BOOKS

Books


The Verso Book of Feminism

Revolutionary Words from Four Millennia of Rebellion

Edited by Jessie Kindig

Verso Books | October 2020

An unprecedented collection of feminist voices from 2300 BCE to the present.

“A perfect bedside book for feminists. A commonplace book that is anything but commonplace.”

– Alix Kates Shulman


Ebooks


We Organize to Change Everything:

Fighting for Abortion Access and Reproductive Justice

Edited by Natalie Adler, Marian Jones, Jessie Kindig, Elizabeth Navarro, and Anne Rumberger

Verso Books and Lux Magazine | June 2022

A collaboration between acclaimed socialist feminist magazine Lux and Verso, We Organize to Change Everything analyzes the loss of Roe v. Wade, explores struggles to provide abortion from Mississippi to Mexico, and debates how we can rebuild a fighting movement for reproductive justice—whether it’s illegal or not.

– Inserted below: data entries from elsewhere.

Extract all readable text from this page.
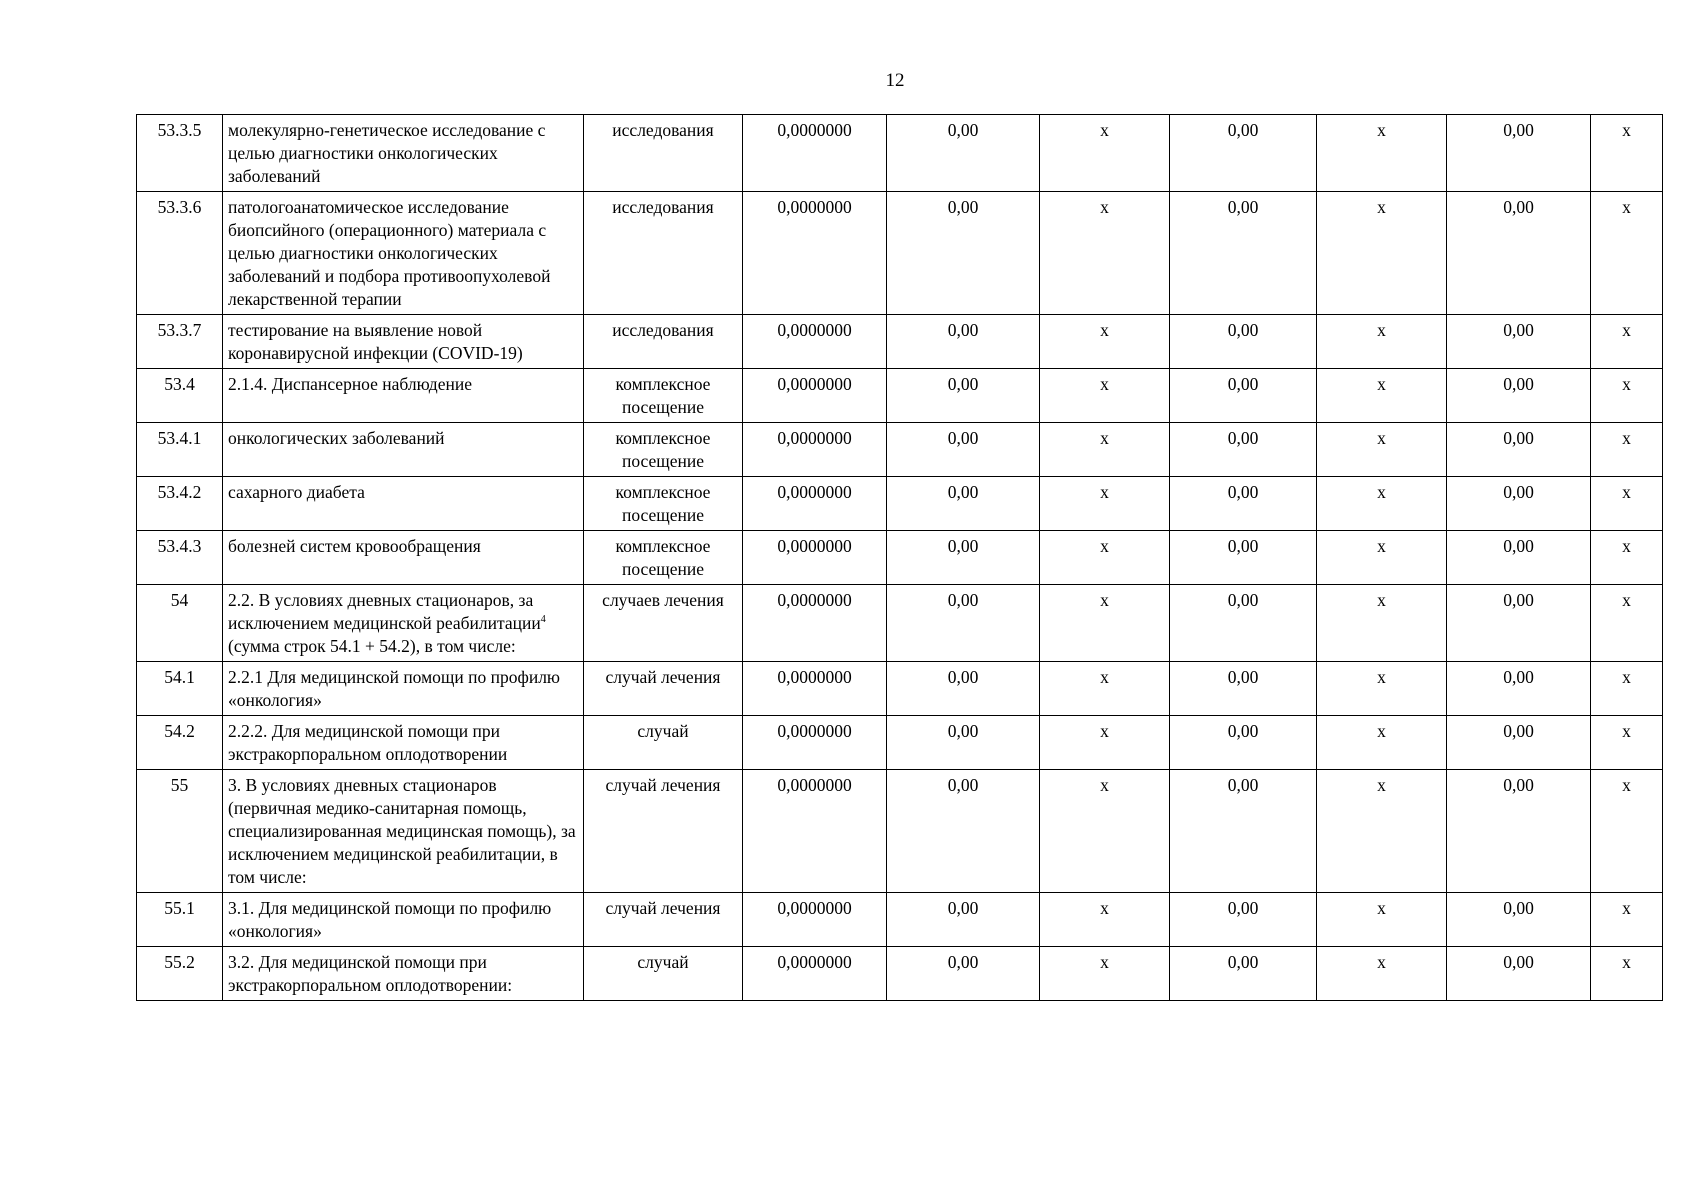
12
53.3.5	молекулярно-генетическое исследование с целью диагностики онкологических заболеваний	исследования	0,0000000	0,00	х	0,00	х	0,00	х
53.3.6	патологоанатомическое исследование биопсийного (операционного) материала с целью диагностики онкологических заболеваний и подбора противоопухолевой лекарственной терапии	исследования	0,0000000	0,00	х	0,00	х	0,00	х
53.3.7	тестирование на выявление новой коронавирусной инфекции (COVID-19)	исследования	0,0000000	0,00	х	0,00	х	0,00	х
53.4	2.1.4. Диспансерное наблюдение	комплексное посещение	0,0000000	0,00	х	0,00	х	0,00	х
53.4.1	онкологических заболеваний	комплексное посещение	0,0000000	0,00	х	0,00	х	0,00	х
53.4.2	сахарного диабета	комплексное посещение	0,0000000	0,00	х	0,00	х	0,00	х
53.4.3	болезней систем кровообращения	комплексное посещение	0,0000000	0,00	х	0,00	х	0,00	х
54	2.2. В условиях дневных стационаров, за исключением медицинской реабилитации$^4$ (сумма строк 54.1 + 54.2), в том числе:	случаев лечения	0,0000000	0,00	х	0,00	х	0,00	х
54.1	2.2.1 Для медицинской помощи по профилю «онкология»	случай лечения	0,0000000	0,00	х	0,00	х	0,00	х
54.2	2.2.2. Для медицинской помощи при экстракорпоральном оплодотворении	случай	0,0000000	0,00	х	0,00	х	0,00	х
55	3. В условиях дневных стационаров (первичная медико-санитарная помощь, специализированная медицинская помощь), за исключением медицинской реабилитации, в том числе:	случай лечения	0,0000000	0,00	х	0,00	х	0,00	х
55.1	3.1. Для медицинской помощи по профилю «онкология»	случай лечения	0,0000000	0,00	х	0,00	х	0,00	х
55.2	3.2. Для медицинской помощи при экстракорпоральном оплодотворении:	случай	0,0000000	0,00	х	0,00	х	0,00	х
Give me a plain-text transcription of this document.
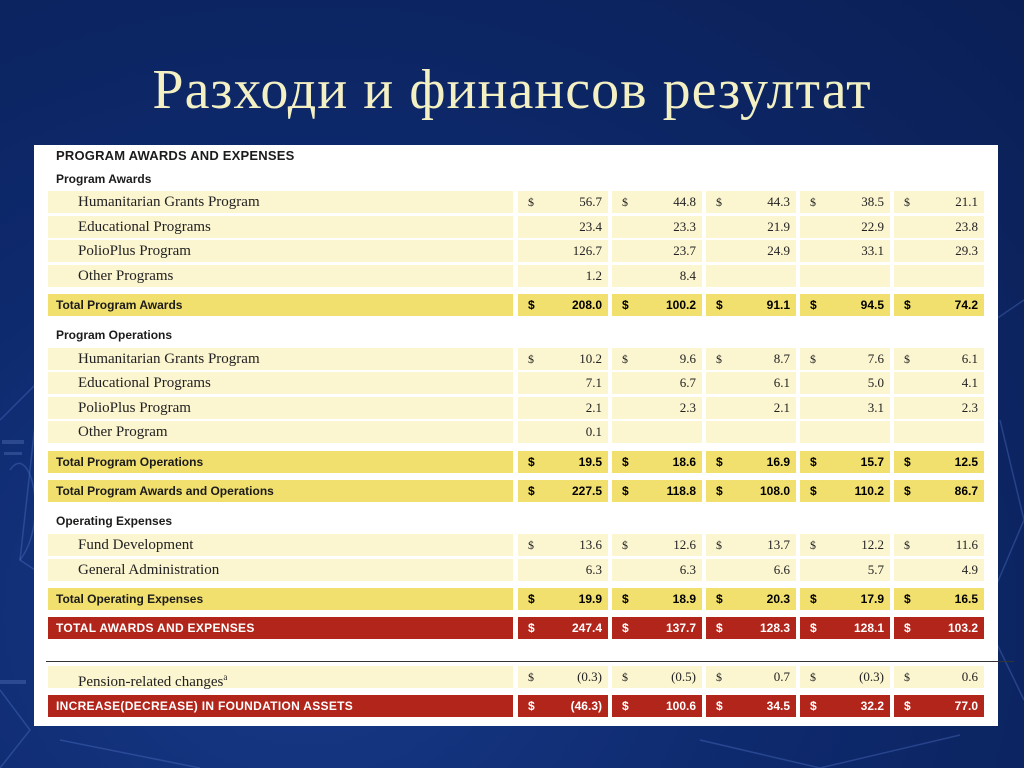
Разходи и финансов резултат
PROGRAM AWARDS AND EXPENSES
Program Awards
Program Operations
Operating Expenses
Humanitarian Grants Program	$	56.7 $	44.8 $	44.3 $	38.5 $	21.1
Educational Programs	23.4	23.3	21.9	22.9	23.8
PolioPlus Program	126.7	23.7	24.9	33.1	29.3
Other Programs	1.2	8.4
Total Program Awards	$	208.0 $	100.2 $	91.1 $	94.5 $	74.2
Humanitarian Grants Program	$	10.2 $	9.6 $	8.7 $	7.6 $	6.1
Educational Programs	7.1	6.7	6.1	5.0	4.1
PolioPlus Program	2.1	2.3	2.1	3.1	2.3
Other Program	0.1
Total Program Operations	$	19.5 $	18.6 $	16.9 $	15.7 $	12.5
Total Program Awards and Operations	$	227.5 $	118.8 $	108.0 $	110.2 $	86.7
Fund Development	$	13.6 $	12.6 $	13.7 $	12.2 $	11.6
General Administration	6.3	6.3	6.6	5.7	4.9
Total Operating Expenses	$	19.9 $	18.9 $	20.3 $	17.9 $	16.5
TOTAL AWARDS AND EXPENSES	$	247.4 $	137.7 $	128.3 $	128.1 $	103.2
Pension-related changes$^a$	$	(0.3) $	(0.5) $	0.7 $	(0.3) $	0.6
INCREASE(DECREASE) IN FOUNDATION ASSETS	$	(46.3) $	100.6 $	34.5 $	32.2 $	77.0
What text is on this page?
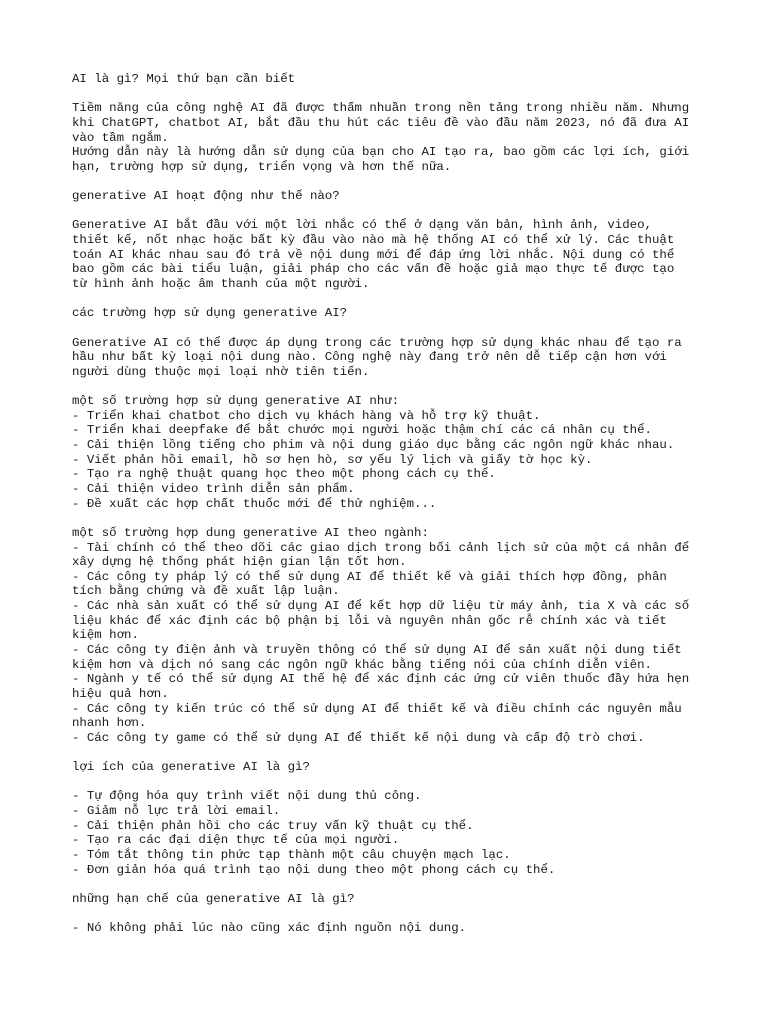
AI là gì? Mọi thứ bạn cần biết
Tiềm năng của công nghệ AI đã được thấm nhuần trong nền tảng trong nhiều năm. Nhưng
khi ChatGPT, chatbot AI, bắt đầu thu hút các tiêu đề vào đầu năm 2023, nó đã đưa AI
vào tầm ngắm.
Hướng dẫn này là hướng dẫn sử dụng của bạn cho AI tạo ra, bao gồm các lợi ích, giới
hạn, trường hợp sử dụng, triển vọng và hơn thế nữa.
generative AI hoạt động như thế nào?
Generative AI bắt đầu với một lời nhắc có thể ở dạng văn bản, hình ảnh, video,
thiết kế, nốt nhạc hoặc bất kỳ đầu vào nào mà hệ thống AI có thể xử lý. Các thuật
toán AI khác nhau sau đó trả về nội dung mới để đáp ứng lời nhắc. Nội dung có thể
bao gồm các bài tiểu luận, giải pháp cho các vấn đề hoặc giả mạo thực tế được tạo
từ hình ảnh hoặc âm thanh của một người.
các trường hợp sử dụng generative AI?
Generative AI có thể được áp dụng trong các trường hợp sử dụng khác nhau để tạo ra
hầu như bất kỳ loại nội dung nào. Công nghệ này đang trở nên dễ tiếp cận hơn với
người dùng thuộc mọi loại nhờ tiên tiến.
một số trường hợp sử dụng generative AI như:
- Triển khai chatbot cho dịch vụ khách hàng và hỗ trợ kỹ thuật.
- Triển khai deepfake để bắt chước mọi người hoặc thậm chí các cá nhân cụ thể.
- Cải thiện lồng tiếng cho phim và nội dung giáo dục bằng các ngôn ngữ khác nhau.
- Viết phản hồi email, hồ sơ hẹn hò, sơ yếu lý lịch và giấy tờ học kỳ.
- Tạo ra nghệ thuật quang học theo một phong cách cụ thể.
- Cải thiện video trình diễn sản phẩm.
- Đề xuất các hợp chất thuốc mới để thử nghiệm...
một số trường hợp dung generative AI theo ngành:
- Tài chính có thể theo dõi các giao dịch trong bối cảnh lịch sử của một cá nhân để
xây dựng hệ thống phát hiện gian lận tốt hơn.
- Các công ty pháp lý có thể sử dụng AI để thiết kế và giải thích hợp đồng, phân
tích bằng chứng và đề xuất lập luận.
- Các nhà sản xuất có thể sử dụng AI để kết hợp dữ liệu từ máy ảnh, tia X và các số
liệu khác để xác định các bộ phận bị lỗi và nguyên nhân gốc rễ chính xác và tiết
kiệm hơn.
- Các công ty điện ảnh và truyền thông có thể sử dụng AI để sản xuất nội dung tiết
kiệm hơn và dịch nó sang các ngôn ngữ khác bằng tiếng nói của chính diễn viên.
- Ngành y tế có thể sử dụng AI thế hệ để xác định các ứng cử viên thuốc đầy hứa hẹn
hiệu quả hơn.
- Các công ty kiến trúc có thể sử dụng AI để thiết kế và điều chỉnh các nguyên mẫu
nhanh hơn.
- Các công ty game có thể sử dụng AI để thiết kế nội dung và cấp độ trò chơi.
lợi ích của generative AI là gì?
- Tự động hóa quy trình viết nội dung thủ công.
- Giảm nỗ lực trả lời email.
- Cải thiện phản hồi cho các truy vấn kỹ thuật cụ thể.
- Tạo ra các đại diện thực tế của mọi người.
- Tóm tắt thông tin phức tạp thành một câu chuyện mạch lạc.
- Đơn giản hóa quá trình tạo nội dung theo một phong cách cụ thể.
những hạn chế của generative AI là gì?
- Nó không phải lúc nào cũng xác định nguồn nội dung.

Property Will Cost Us the Earth:

Direct Action and the Future of the Global Climate Movement

Edited by Jessie Kindig, with an introduction by Andreas Malm

Verso Books | April 2022

Following on Andreas Malm’s controversial best-seller How to Blow Up a Pipeline, this collection grapples with the idea of direct action and eco-sabotage, surveys climate activism around the world, and argues for the necessity of building a fighting global movement against capitalism and its fossil fuel regime.


There Is No Outside: Covid-19 Dispatches

Edited by Jessie Kindig, Mark Krotov, and Marco Roth

Verso Books and n+1 | May 2020


A collaboration between the renowned magazine of literature and politics, n+1, and Verso Books, this essay collection tracks the course of Covid-19 across the circuits of global capital to New York’s prisons and emergency rooms, Los Angeles’s homeless encampments, and the migrant camps in Greece; and into the intimate spaces of our homes, our ideas of how to live, and into our bodies and cells.


Where Freedom Starts: Sex Power Violence #MeToo

Edited by Jessie Kindig

Verso Books | February 2018

The powerful wave of rage fueling #MeToo has finally refocused public attention on sexual harassment and sexual violence and starkly posed questions of power, of feminism, and of politics. In short, this moment has recalled a much older question: how do we get free? In this collection of new and previously published writings, leading activists, feminists, scholars, and writers describe the shape of the problem, chart the forms refusal has taken, and outline a freedom that is more than notional, but embodied and uncompromising.